Four minutes and eight seconds. That is how quickly Los Angeles Airport Police Division officers responded and stopped a gunman who had already killed one Transportation Security Administration (TSA) officer from carrying out his plan to kill even more.
A well-choreographed response to the 2013 shooting of a TSA agent at LAX.The November 1, 2013 attack at Los Angeles International Airport (LAX) made international headlines, and in the thick of it was California State University, Dominguez Hills (CSUDH) alumnus Patrick Gannon (’83, B.A., public administration), who at the time had been serving as chief of airport police for just over a year. In August 2016, he was promoted to his current position of deputy executive director of Homeland Security and Law Enforcement for Los Angeles World Airports (LAWA).
“Our response was pretty fast, and pretty remarkable that day. From that case I learned that you’ll never really know how you will react in such an emergency situation until you are actually confronted with one,” said Gannon. “You hope you’ll react well because you have trained and thought about it over and over to stay in the right frame of mind. But I was confident that the men and women who work here had the courage and the professionalism it takes to protect a big asset like this. And I was right.”
To Protect and Serve
Airport security and terrorism prevention efforts around the world were dramatically changed after the terrorist attacks in New York and Washington D.C. in 2001. However, LAX got its wake-up call in 1999 when an Al-Qaeda sympathizer was stopped trying to cross the Canadian border into Seattle with bomb-making equipment, and with the intention of attacking LAX, the world’s seventh largest airport.
“It’s not lost on us that we are an attractive target. Al Qaeda never forgets—just look at the attempts they made on the World Trade Center before 9/11,” said Gannon, who also leads all counter-terrorism efforts for LAWA. “But it doesn’t have to be terrorism. I could be just someone who has something wrong, is bent on destruction, and wants to go someplace that is high profile. Unfortunately, LAX is iconic in that regard, at least in the Los Angeles region.”
Along with its “iconic” regional status,” LAX is the western United States’ top hub for international travel. More than 80 million people pass through the airport’s terminals each year, and protecting them is an immense undertaking for Gannon and the 1,100 officers and employees who serve under him.
In his position Gannon provides leadership, management oversight, and policy direction to all law enforcement and security staff at LAWA’s two airports: LAX and Van Nuys Airport. He also coordinates with other law-enforcement agencies, oversees emergency medical and fire-prevention services provided by the Los Angeles Fire Department, and is responsible for integrating the law enforcement and homeland security functions with Airport Operations and other aviation staff.
Another of Gannon’s major responsibilities is security credentialing the more than 52,000 people who work at LAWA airports, such as baggage handlers, vendors, and construction workers.
“We’re responsible for making sure that everyone who comes to work here should be working here. It’s a critical infrastructure, it is one of our largest operations, and it keeps people safe,” said Gannon. “Someone once described all our work as a ballet. Every piece has to be choreographed perfectly.”
Someone once described all our work as a ballet. Every piece has to be choreographed perfectly. – Patrick Gannon
Two months before joining LAWA, Gannon retired from the Los Angeles Police Department (LAPD) after 34 years of service, of which 12 years were at the executive management level. He was the third in a family of four generations to be LAPD officers. His son Michael Gannon (’08, B.A., public administration) is currently a sergeant in the department.

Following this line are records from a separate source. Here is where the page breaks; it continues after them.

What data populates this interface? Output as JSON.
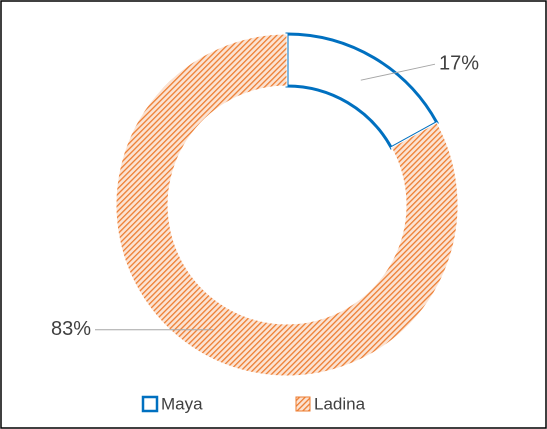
{
  "chart_data": {
    "type": "donut",
    "categories": [
      "Maya",
      "Ladina"
    ],
    "values": [
      17,
      83
    ],
    "value_labels": [
      "17%",
      "83%"
    ],
    "colors": [
      "#0070c0",
      "#ed7d31"
    ],
    "legend": "bottom"
  }
}
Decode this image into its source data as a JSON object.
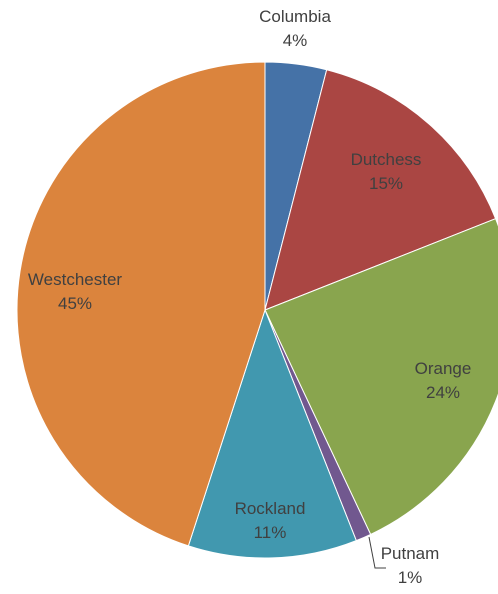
{
  "chart_data": {
    "type": "pie",
    "categories": [
      "Columbia",
      "Dutchess",
      "Orange",
      "Putnam",
      "Rockland",
      "Westchester"
    ],
    "values": [
      4,
      15,
      24,
      1,
      11,
      45
    ],
    "value_labels": [
      "4%",
      "15%",
      "24%",
      "1%",
      "11%",
      "45%"
    ],
    "colors": [
      "#4572a7",
      "#aa4643",
      "#89a54e",
      "#71588f",
      "#4198af",
      "#db843d"
    ]
  }
}
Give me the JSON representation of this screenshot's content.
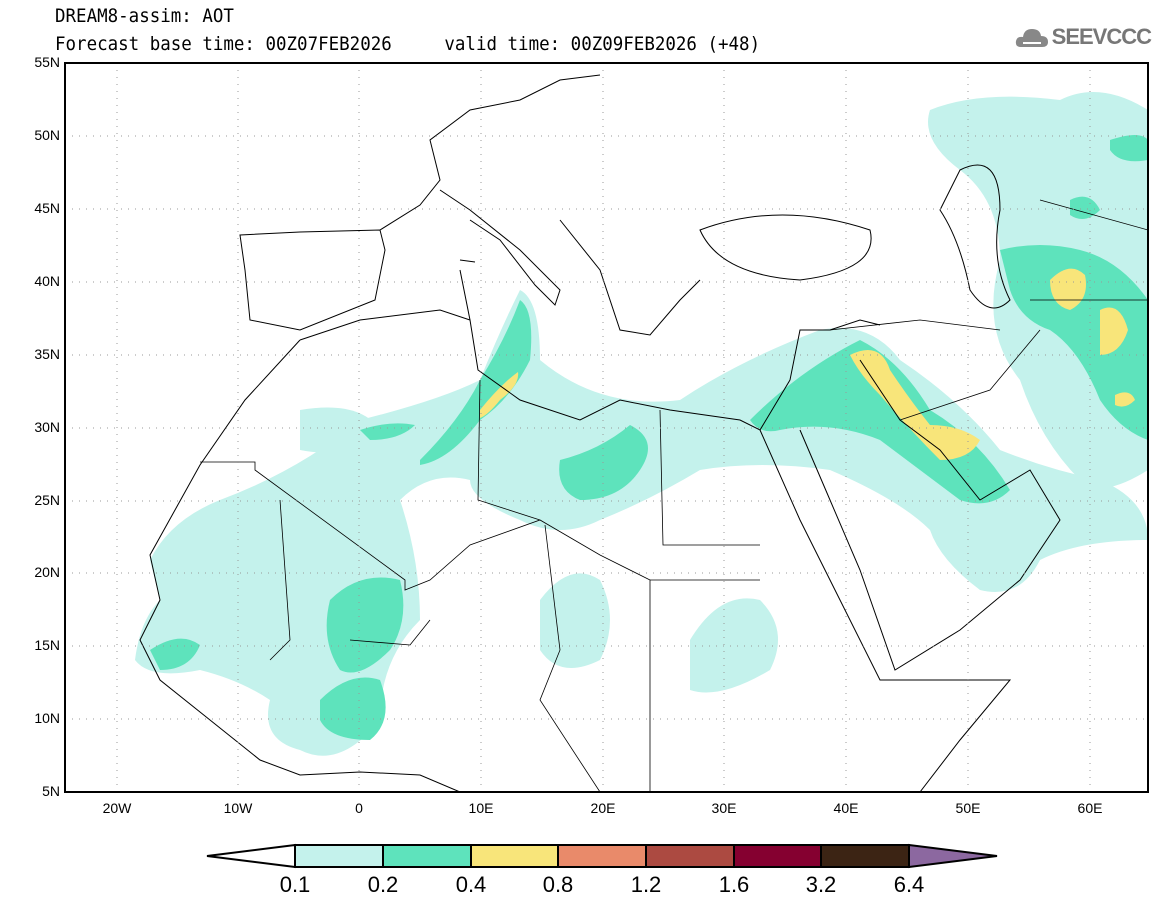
{
  "header": {
    "title": "DREAM8-assim: AOT",
    "subtitle": "Forecast base time: 00Z07FEB2026     valid time: 00Z09FEB2026 (+48)",
    "logo": "SEEVCCC"
  },
  "axes": {
    "lat_labels": [
      "55N",
      "50N",
      "45N",
      "40N",
      "35N",
      "30N",
      "25N",
      "20N",
      "15N",
      "10N",
      "5N"
    ],
    "lon_labels": [
      "20W",
      "10W",
      "0",
      "10E",
      "20E",
      "30E",
      "40E",
      "50E",
      "60E"
    ]
  },
  "colorbar": {
    "levels": [
      "0.1",
      "0.2",
      "0.4",
      "0.8",
      "1.2",
      "1.6",
      "3.2",
      "6.4"
    ],
    "colors": [
      "#ffffff",
      "#c4f2ec",
      "#5ee3bc",
      "#f8e57a",
      "#e98a6a",
      "#ac4a41",
      "#850030",
      "#3c2414",
      "#8c68a0"
    ]
  }
}
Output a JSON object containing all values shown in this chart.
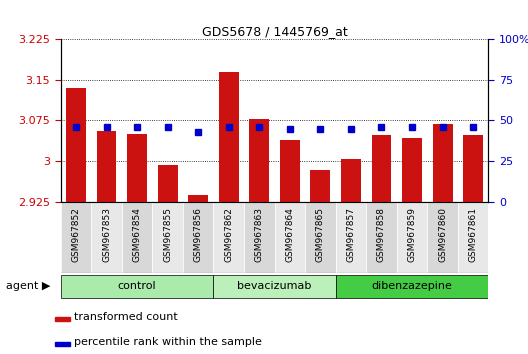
{
  "title": "GDS5678 / 1445769_at",
  "samples": [
    "GSM967852",
    "GSM967853",
    "GSM967854",
    "GSM967855",
    "GSM967856",
    "GSM967862",
    "GSM967863",
    "GSM967864",
    "GSM967865",
    "GSM967857",
    "GSM967858",
    "GSM967859",
    "GSM967860",
    "GSM967861"
  ],
  "transformed_count": [
    3.135,
    3.055,
    3.05,
    2.993,
    2.938,
    3.165,
    3.078,
    3.038,
    2.984,
    3.003,
    3.048,
    3.043,
    3.068,
    3.048
  ],
  "percentile_rank": [
    46,
    46,
    46,
    46,
    43,
    46,
    46,
    45,
    45,
    45,
    46,
    46,
    46,
    46
  ],
  "groups": [
    {
      "label": "control",
      "start": 0,
      "end": 5,
      "color": "#aaeaaa"
    },
    {
      "label": "bevacizumab",
      "start": 5,
      "end": 9,
      "color": "#bbf0bb"
    },
    {
      "label": "dibenzazepine",
      "start": 9,
      "end": 14,
      "color": "#44cc44"
    }
  ],
  "ymin": 2.925,
  "ymax": 3.225,
  "y2min": 0,
  "y2max": 100,
  "yticks": [
    2.925,
    3.0,
    3.075,
    3.15,
    3.225
  ],
  "ytick_labels": [
    "2.925",
    "3",
    "3.075",
    "3.15",
    "3.225"
  ],
  "y2ticks": [
    0,
    25,
    50,
    75,
    100
  ],
  "y2tick_labels": [
    "0",
    "25",
    "50",
    "75",
    "100%"
  ],
  "bar_color": "#cc1111",
  "dot_color": "#0000cc",
  "grid_color": "#000000",
  "tick_label_color_left": "#cc0000",
  "tick_label_color_right": "#0000cc",
  "agent_label": "agent",
  "legend_bar_label": "transformed count",
  "legend_dot_label": "percentile rank within the sample",
  "bar_width": 0.65
}
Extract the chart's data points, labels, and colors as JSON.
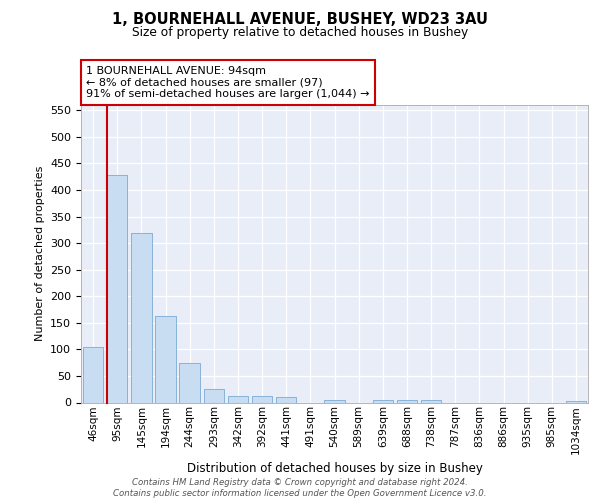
{
  "title_line1": "1, BOURNEHALL AVENUE, BUSHEY, WD23 3AU",
  "title_line2": "Size of property relative to detached houses in Bushey",
  "xlabel": "Distribution of detached houses by size in Bushey",
  "ylabel": "Number of detached properties",
  "categories": [
    "46sqm",
    "95sqm",
    "145sqm",
    "194sqm",
    "244sqm",
    "293sqm",
    "342sqm",
    "392sqm",
    "441sqm",
    "491sqm",
    "540sqm",
    "589sqm",
    "639sqm",
    "688sqm",
    "738sqm",
    "787sqm",
    "836sqm",
    "886sqm",
    "935sqm",
    "985sqm",
    "1034sqm"
  ],
  "values": [
    105,
    428,
    320,
    163,
    75,
    25,
    12,
    13,
    10,
    0,
    5,
    0,
    5,
    5,
    5,
    0,
    0,
    0,
    0,
    0,
    3
  ],
  "bar_color": "#c9ddf2",
  "bar_edge_color": "#7baad4",
  "highlight_bar_index": 1,
  "highlight_line_color": "#cc0000",
  "annotation_line1": "1 BOURNEHALL AVENUE: 94sqm",
  "annotation_line2": "← 8% of detached houses are smaller (97)",
  "annotation_line3": "91% of semi-detached houses are larger (1,044) →",
  "annotation_box_facecolor": "#ffffff",
  "annotation_box_edgecolor": "#cc0000",
  "ylim_max": 560,
  "yticks": [
    0,
    50,
    100,
    150,
    200,
    250,
    300,
    350,
    400,
    450,
    500,
    550
  ],
  "footer_line1": "Contains HM Land Registry data © Crown copyright and database right 2024.",
  "footer_line2": "Contains public sector information licensed under the Open Government Licence v3.0.",
  "plot_bg_color": "#e8edf8"
}
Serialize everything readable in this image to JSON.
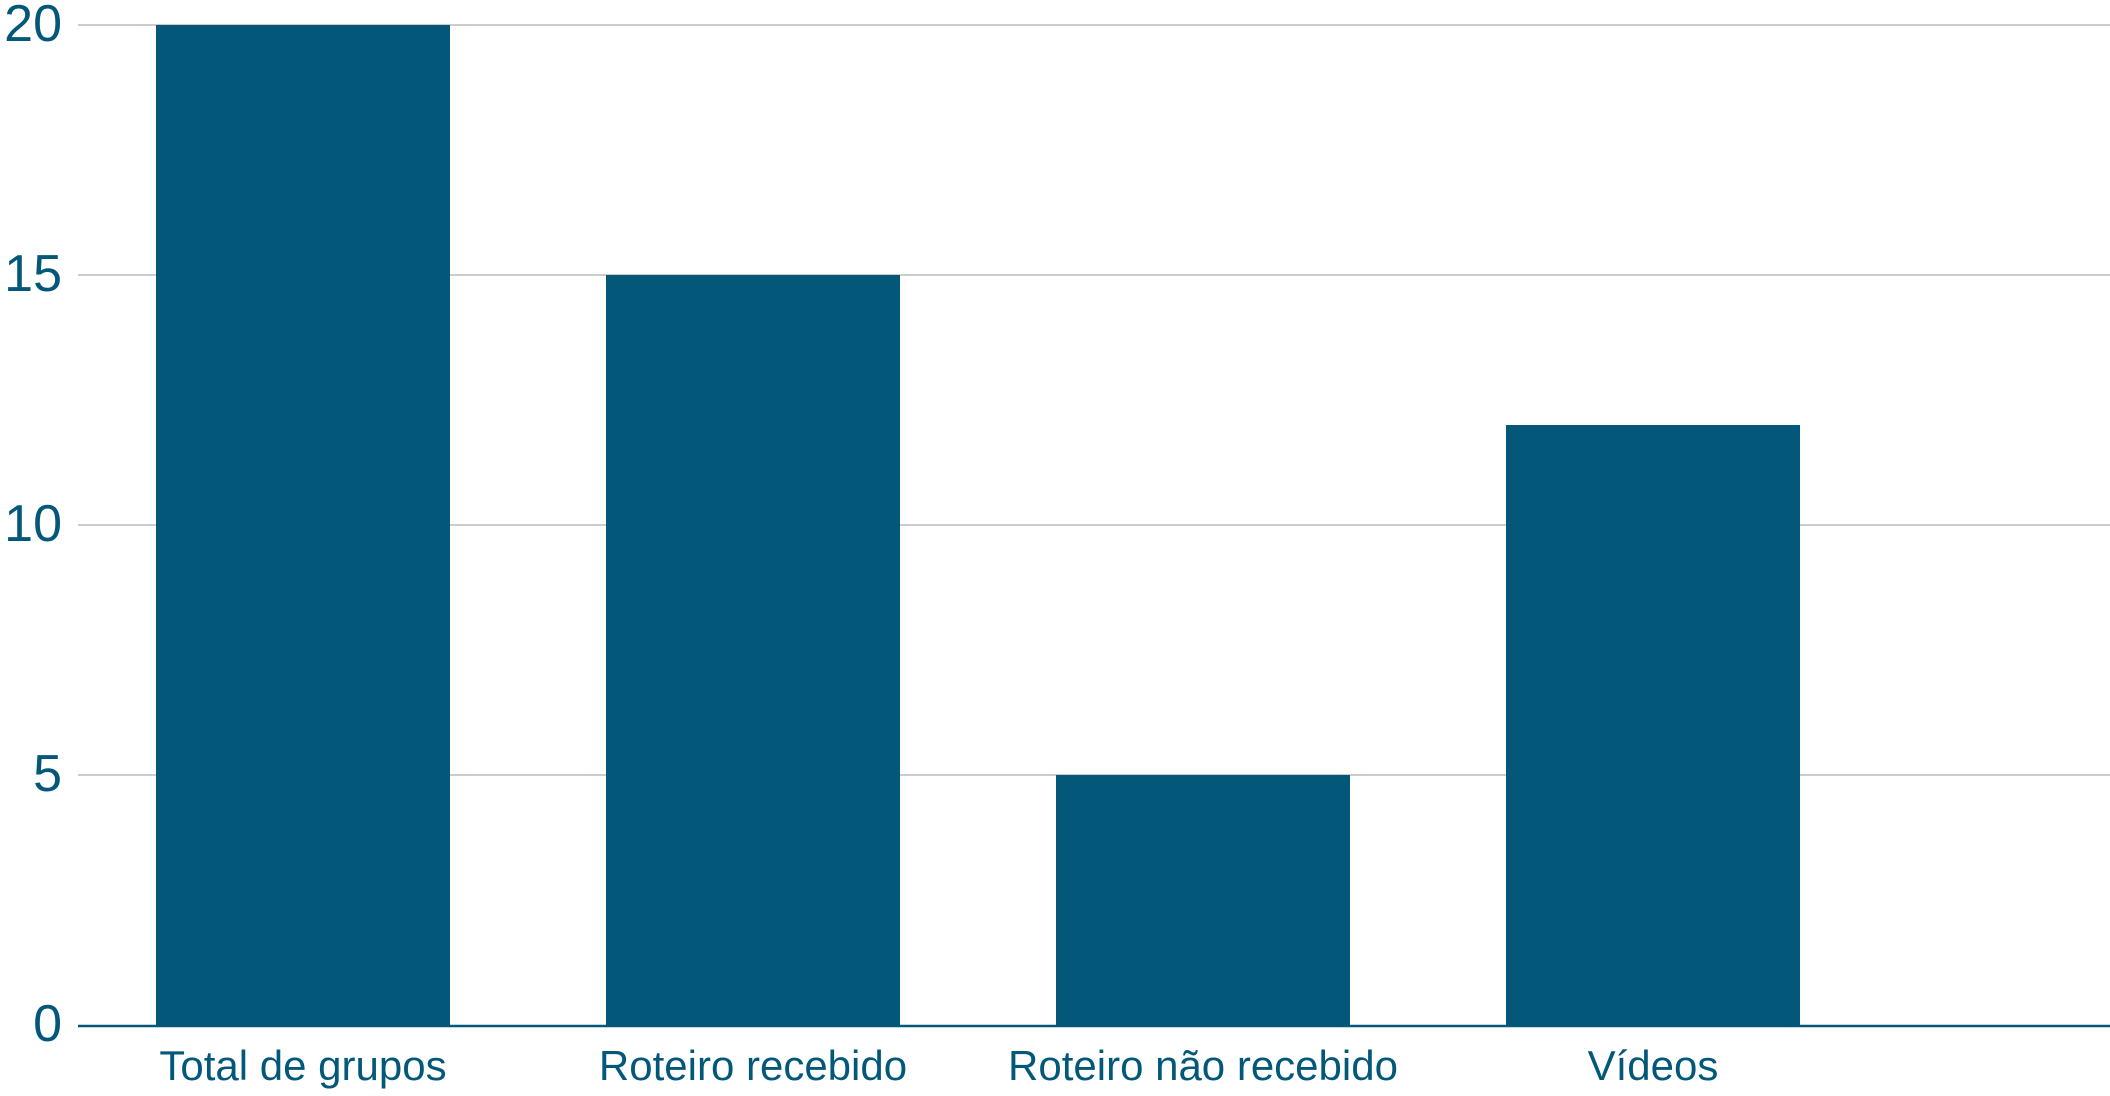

He was hired by the LAPD at the age of 22 after leaving CSUDH to start work, but returned to the university to finish his bachelor’s degree in public administration after his probation period on the police force had ended. He then went on to earn a master’s degree in public administration from the University of Southern California.
“I’m proud of the fact that I graduated from Cal State Dominguez Hills. It was great for me. It was small at the time. I did struggle a bit along the way, and actually left to find work,” he said. “While there, I met some really great people, some great professors, and I have fond memories of going there. Cal State Dominguez Hills has really stuck with me.”